Licensed to abuse: a question of dishonour

While every effort should be made for an individual with difficulties to get married, either to a person who is not got learning difficulties or a person who has, they must at the same time, as vulnerable adults, be protected against unscrupulous people who make take advantage of their limited ability to understand, to trick them into marriages that they neither want nor are in the person's best interests. Personally I don't quite know what to think about this issue. I would welcome people's comments.

Finally, I come with much hesitation and great trepidation to the topic of great controversy - that of same-sex marriage. I am going to address this topic, though I realise that even as I state my opinion, I will upset and probably disappoint a great number of my readers. In stating my opinion, I will try and set forth my reasoning as clearly as I can. I trust that for the most part, if you disagree with me, you will, at the very least agree to disagree, and not allow our diverging opinions to cause a dissolution of our friendship. I have no problem with you adding a comment to my blog or indeed my facebook page. I have set up my bog such that all comments need to be approved by me before posting - but you have my word that I will post every comment I receive unless it is abusing or uses inappropriate words - regardless of what opinion is being made.

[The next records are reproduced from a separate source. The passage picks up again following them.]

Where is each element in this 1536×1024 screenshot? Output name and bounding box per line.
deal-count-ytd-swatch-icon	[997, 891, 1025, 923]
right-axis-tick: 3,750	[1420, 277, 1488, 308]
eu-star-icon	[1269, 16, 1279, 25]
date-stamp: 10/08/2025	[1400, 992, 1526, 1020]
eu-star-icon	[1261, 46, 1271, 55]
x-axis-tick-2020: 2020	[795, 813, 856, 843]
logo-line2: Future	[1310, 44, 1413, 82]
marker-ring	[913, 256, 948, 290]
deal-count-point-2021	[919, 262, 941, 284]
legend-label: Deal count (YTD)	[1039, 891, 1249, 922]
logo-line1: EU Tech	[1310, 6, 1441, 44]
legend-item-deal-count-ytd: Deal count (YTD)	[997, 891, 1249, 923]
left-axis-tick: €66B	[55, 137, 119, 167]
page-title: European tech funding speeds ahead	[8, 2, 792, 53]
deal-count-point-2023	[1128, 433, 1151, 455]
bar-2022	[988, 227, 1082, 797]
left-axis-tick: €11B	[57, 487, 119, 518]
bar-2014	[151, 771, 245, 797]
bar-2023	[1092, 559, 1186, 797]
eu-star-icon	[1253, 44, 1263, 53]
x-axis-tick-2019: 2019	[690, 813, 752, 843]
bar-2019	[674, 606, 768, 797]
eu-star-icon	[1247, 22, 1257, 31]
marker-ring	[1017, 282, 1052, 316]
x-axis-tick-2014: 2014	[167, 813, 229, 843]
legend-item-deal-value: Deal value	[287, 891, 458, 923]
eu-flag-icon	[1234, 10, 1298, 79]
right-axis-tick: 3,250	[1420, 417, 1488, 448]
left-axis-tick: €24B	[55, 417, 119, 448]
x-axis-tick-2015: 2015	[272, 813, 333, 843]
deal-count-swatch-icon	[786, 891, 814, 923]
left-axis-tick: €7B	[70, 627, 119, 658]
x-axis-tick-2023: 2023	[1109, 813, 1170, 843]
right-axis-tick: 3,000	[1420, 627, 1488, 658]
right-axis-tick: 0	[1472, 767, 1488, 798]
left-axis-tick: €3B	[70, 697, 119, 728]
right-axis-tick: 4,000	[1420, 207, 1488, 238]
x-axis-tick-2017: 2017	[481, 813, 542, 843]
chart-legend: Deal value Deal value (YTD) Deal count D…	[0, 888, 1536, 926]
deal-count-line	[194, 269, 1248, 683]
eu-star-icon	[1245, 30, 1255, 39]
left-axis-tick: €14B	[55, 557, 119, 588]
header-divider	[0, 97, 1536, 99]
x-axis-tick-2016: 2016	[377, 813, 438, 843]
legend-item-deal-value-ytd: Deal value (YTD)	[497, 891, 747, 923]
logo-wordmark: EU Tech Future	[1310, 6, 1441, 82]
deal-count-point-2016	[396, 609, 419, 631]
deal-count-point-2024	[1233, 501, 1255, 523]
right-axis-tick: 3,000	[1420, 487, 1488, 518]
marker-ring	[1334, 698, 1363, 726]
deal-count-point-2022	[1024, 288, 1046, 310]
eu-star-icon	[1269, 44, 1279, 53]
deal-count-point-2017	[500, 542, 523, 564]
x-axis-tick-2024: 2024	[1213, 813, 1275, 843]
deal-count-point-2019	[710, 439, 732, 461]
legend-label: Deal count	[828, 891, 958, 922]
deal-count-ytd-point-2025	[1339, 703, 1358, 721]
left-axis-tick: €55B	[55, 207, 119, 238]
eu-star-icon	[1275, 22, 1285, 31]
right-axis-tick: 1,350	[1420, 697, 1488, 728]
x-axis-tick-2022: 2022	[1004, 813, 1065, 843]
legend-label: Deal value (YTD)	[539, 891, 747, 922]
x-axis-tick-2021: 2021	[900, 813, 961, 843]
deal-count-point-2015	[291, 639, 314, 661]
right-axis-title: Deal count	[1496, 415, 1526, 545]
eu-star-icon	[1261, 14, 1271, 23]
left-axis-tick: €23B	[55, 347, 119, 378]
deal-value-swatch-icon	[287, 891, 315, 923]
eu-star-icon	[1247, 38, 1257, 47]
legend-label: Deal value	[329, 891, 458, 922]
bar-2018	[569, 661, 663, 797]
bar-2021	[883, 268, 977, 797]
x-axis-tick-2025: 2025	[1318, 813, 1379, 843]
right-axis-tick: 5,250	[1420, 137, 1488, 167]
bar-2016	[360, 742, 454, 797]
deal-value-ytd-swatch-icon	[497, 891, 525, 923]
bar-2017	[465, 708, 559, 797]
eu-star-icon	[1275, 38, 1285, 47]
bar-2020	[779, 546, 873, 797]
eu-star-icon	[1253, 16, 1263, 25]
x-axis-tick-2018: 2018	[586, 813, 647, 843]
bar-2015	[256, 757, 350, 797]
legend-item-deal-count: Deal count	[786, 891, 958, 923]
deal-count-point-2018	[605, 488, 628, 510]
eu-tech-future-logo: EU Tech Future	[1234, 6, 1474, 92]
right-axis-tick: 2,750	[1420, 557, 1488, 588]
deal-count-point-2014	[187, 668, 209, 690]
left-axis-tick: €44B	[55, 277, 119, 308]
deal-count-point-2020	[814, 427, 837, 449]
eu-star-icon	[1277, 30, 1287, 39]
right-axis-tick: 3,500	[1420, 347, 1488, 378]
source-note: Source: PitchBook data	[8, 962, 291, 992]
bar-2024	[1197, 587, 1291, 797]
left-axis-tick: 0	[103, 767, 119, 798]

I believe that homosexual men and women should have the same right to marry each other as heterosexual men and women. Notwithstanding that some Christians believe homosexuality is a sin, and that homosexuals cannot be Christians, this does not give the Christian church a right to limit the rights of individuals (whether they regard themselves as Christians or not) to choose the partner with whom they wish to spend the rest of their lives. I would go further to suggest that surely it is preferable for people who regard themselves to be in a committed relationship with one another (as signified by marriage) rather than living separately. Marriage laws are set up to protect the rights of both parties in that marriage, should it fail. Gay people should have access to such protections as well as straight people. In California, Proposition 8: which was voted for by the public and effectively banned same sex marriages in the state has been revoked and overturned on constitutional grounds. While I would be concerned if the right of Churches to refuse to perform marriage ceremonies for same-sex couples, that is the limitation of that right. A pastor with a marriage licence should, if he/she is willing, be able to perform a marriage right with same-sex couples if he/she has no objections to it. On the other hand, agents of the state such as marriage officers and magistrates should perform same-sex marriage ceremonies if they are called upon to do so. Some may feel that my feeling on this matter is at odds with my faith. I will simply state that I don't believe so. Firstly there exists a sizable number of Christians who don't believe that homosexuality is a violation of God's law. Secondly, regardless on my stand on the above issue, my morality has nothing to do with other's right to live according to their own conscience.

Men and women who are homosexual but are failing to acknowledge this publicly or even to themselves in some cases, may marry a person of the opposite gender in the futile attempt to change their sexual preference, or at the very least hide their same sex attraction (SSA) and may even have children. However many such marriages fail. The fallout is even more acute than in cases where a straight couple separate or divorce. The other partner may feel used and abused by the gay partner, and gutted that the love portrayed by the gay person to their spouse, may appear to have been a pretense, thus making it harder to bear. The aggrieved party may feel cheated even if the gay person had not actually cheated (had a relationship with someone else). Far more preferable is that a person finds the partner with whom they can connect emotionally, psychologically and sexually and that they can build a relationship based on honesty and trust.